In a hotel environment, you should wash your hands before and after handling food, before and after putting on or removing gloves, after cleaning a guest room or bathroom, after handling dirty laundry, after touching waste or rubbish, after touching your face, nose, or mouth, after using the toilet, and whenever you move between tasks or areas. Hand sanitizer with at least 60% alcohol is a useful addition, but it is not a replacement for proper handwashing. Always use soap and water when hands are visibly dirty or after handling bodily fluids. Despite our best efforts, outbreaks can still happen. An outbreak is when two or more linked cases of illness occur in the same location within a short timeframe. In a hotel, this could mean multiple guests or staff reporting similar symptoms: fever, vomiting, respiratory illness, within a 48-hour window. Recognizing an outbreak early is critical.
Early detection means faster containment, fewer people affected, and a much better outcome for everyone, guests and staff alike.As a member of the hotel team, your first responsibility in a potential outbreak situation is to report. The moment you notice unusual patterns, multiple guests with similar complaints, a spike in staff illness, or any situation that concerns you, report it to your supervisor immediately. Do not wait. Do not assume someone else has done it. Presenter: your second responsibility is to follow the property's outbreak management plan. Your management team will activate additional protocols, enhance cleaning frequencies, increase PPE requirements, guest communications, and if necessary, coordination with local health authorities. During an outbreak or suspected outbreak, increase the frequency of hand hygiene. Increase the frequency of disinfecting high-touch surfaces. Wear appropriate PPE at all times when in affected areas.

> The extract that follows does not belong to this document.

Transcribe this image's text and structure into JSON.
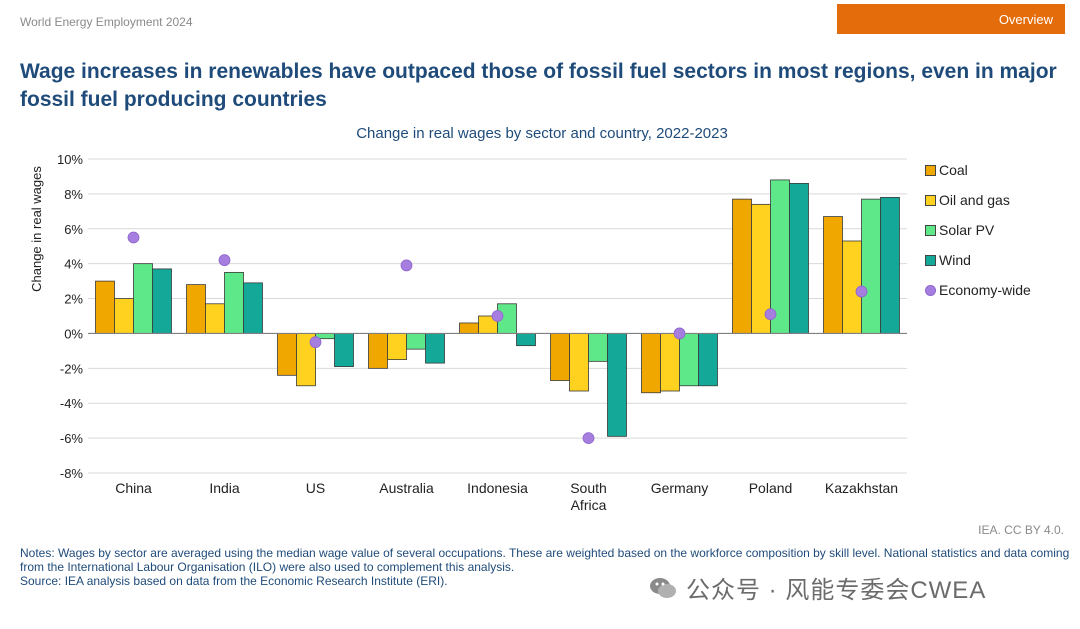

Avoid unnecessary movement between floors or sections of the property. And if you yourself feel unwell, do not come to work. Report your symptoms to your manager and stay home until you are symptom-free as directed by your property's illness policy. Excellent work making it to the end of module one. Let's quickly recap what we've covered today. We learned how infections spread through the chain of infection, and how breaking any one link stops transmission. We covered the difference between cleaning and disinfecting, and why both steps matter. We walked through the infection control in guest rooms, including high-touch surfaces and safe linen handling. We reviewed the PPE you'll use and how to put it on and take it off correctly. We refreshed the correct seven-step handwashing technique and when to use it. And we discussed how to recognize and respond to an outbreak: report, contain, communicate.

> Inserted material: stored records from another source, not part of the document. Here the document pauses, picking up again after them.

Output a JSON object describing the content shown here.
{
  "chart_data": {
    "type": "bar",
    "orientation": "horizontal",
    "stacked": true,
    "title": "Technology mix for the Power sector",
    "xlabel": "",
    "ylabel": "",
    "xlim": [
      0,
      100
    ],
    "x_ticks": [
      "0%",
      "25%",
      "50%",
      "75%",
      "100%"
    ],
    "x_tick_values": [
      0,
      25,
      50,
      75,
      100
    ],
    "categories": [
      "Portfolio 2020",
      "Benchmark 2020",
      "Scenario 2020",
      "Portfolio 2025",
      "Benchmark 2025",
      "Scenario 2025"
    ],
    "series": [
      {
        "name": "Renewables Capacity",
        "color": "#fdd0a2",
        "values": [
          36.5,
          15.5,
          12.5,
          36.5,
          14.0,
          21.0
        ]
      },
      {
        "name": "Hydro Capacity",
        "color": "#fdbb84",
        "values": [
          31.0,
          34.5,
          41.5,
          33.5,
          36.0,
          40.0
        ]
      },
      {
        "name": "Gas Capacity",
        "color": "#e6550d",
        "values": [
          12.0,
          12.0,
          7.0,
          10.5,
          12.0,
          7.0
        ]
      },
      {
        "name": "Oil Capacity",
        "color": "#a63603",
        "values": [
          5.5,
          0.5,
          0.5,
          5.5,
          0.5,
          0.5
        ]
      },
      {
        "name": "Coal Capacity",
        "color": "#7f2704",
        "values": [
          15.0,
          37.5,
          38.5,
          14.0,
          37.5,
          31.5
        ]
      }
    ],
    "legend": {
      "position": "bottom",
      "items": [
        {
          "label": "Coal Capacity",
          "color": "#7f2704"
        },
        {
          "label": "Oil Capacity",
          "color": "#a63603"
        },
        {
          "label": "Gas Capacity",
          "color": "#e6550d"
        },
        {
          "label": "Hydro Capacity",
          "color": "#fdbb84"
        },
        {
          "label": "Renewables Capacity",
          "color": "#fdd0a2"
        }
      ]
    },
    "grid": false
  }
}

Every single one of these practices makes our property safer, for our guests, for our team, and for you personally. You are the frontline of infection control in this hotel, and your daily habits make all the difference. In the upcoming modules, we'll go deeper into each of these topic areas with practical demonstrations, scenarios, and assessments. You'll also find a short quiz at the end of this module. Please complete it before moving on. Thank you so much for your commitment to this training. Take care of yourselves, take care of each other, and take care of our guests. I'll see you in the next module.